Zooming out from the quarterly and perhaps yearly market winners, another vantage point, the one of technological cycles, indicates that the market breadth could continue to expand in a longer-term perspective.
Carlota Perez
Finance Professor Carlota Perez, describes in her book “Technological Revolutions and Financial Capital”, how technology cycles reverberate through society in four distinct phases, divided into two periods: the “Installation Period” followed by the “Deployment Period”. The first phase, “Irruption”, sees funding for new clusters of innovation, where brand new industries are established as companies build new infrastructure. The next phase, “Frenzy”, sees increased speculation and financialization and asset bubbles start to inflate. What usually happens is that in the following “Synergy” phase, markets crash or correct, leading to political unrest, paving the way for regulation and wider societal adoption of the new technologies. Finally, as technology matures in the “Maturity” phase, it leads the way for a new surge in the next set of new technologies.
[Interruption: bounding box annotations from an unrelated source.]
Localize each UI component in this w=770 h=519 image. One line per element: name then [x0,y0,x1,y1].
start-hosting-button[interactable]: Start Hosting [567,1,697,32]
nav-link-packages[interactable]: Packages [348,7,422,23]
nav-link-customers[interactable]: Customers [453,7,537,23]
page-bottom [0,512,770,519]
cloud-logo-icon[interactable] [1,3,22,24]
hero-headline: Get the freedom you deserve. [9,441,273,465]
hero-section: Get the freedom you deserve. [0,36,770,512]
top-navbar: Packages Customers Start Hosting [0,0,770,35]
This pattern has repeated itself over many technological revolutions. The “Canal Mania” of 1793 saw widespread buildouts of canals in Britain. After the “Frenzy” phase and following crash, this led to the new set of leading firms not being the ones having built the infrastructure, the canals, but the multitude of industrial firms that could use these canals for transport. Almost the exact same pattern happened in the 1840s, as the railway mania led to the panic of 1847 and the diffusion of the infrastructure into broader society. The buildout
of the US highway network and the devastating crash in the 120 or so automobile manufacturers in the 1920s and 1930s led to suburbs, McDonalds, Walmart, AutoZone and thousands of successful businesses building on top of the previously established infrastructure. More recently, we remember the dominance of Nokia and Ericsson building the mobile infrastructure, never really recovering after the tech bust, only to see the next generation of firms dominating markets being Facebook’s, Amazon’s and Netflix’s building on top of the newly
established infrastructure.
While this time might feel different with the dominance of a few Cloud giants and AI-labs, history has proven time and time again that markets, after the initial narrow market focusing on the infrastructure build out broaden out. It’s always difficult to pinpoint exactly where we currently stand in relation to the Carlota Perez framework, but an educated guess, based on surging memory prices, upcoming IPOs of AI labs and the massive acceleration in the buildout of data centre infrastructure, is that we are in the “Frenzy” phase, with the
initial signs that the market is starting to broaden. Meanwhile there are tentative signs of short to medium term market breadth returning. Both are, of course, developments that we, as diversified fundamental stock pickers, welcome. Should we be proven wrong, with market narrowness continuing for some time and our exposure to the cloud providers now reaffirming their leadership, absolute returns might be strong, but alpha could be hard to come by. The crucial point is, though – historically it is not a matter of if, but of when, we get a prolonged broadening – and a return to a more robust environment for active management.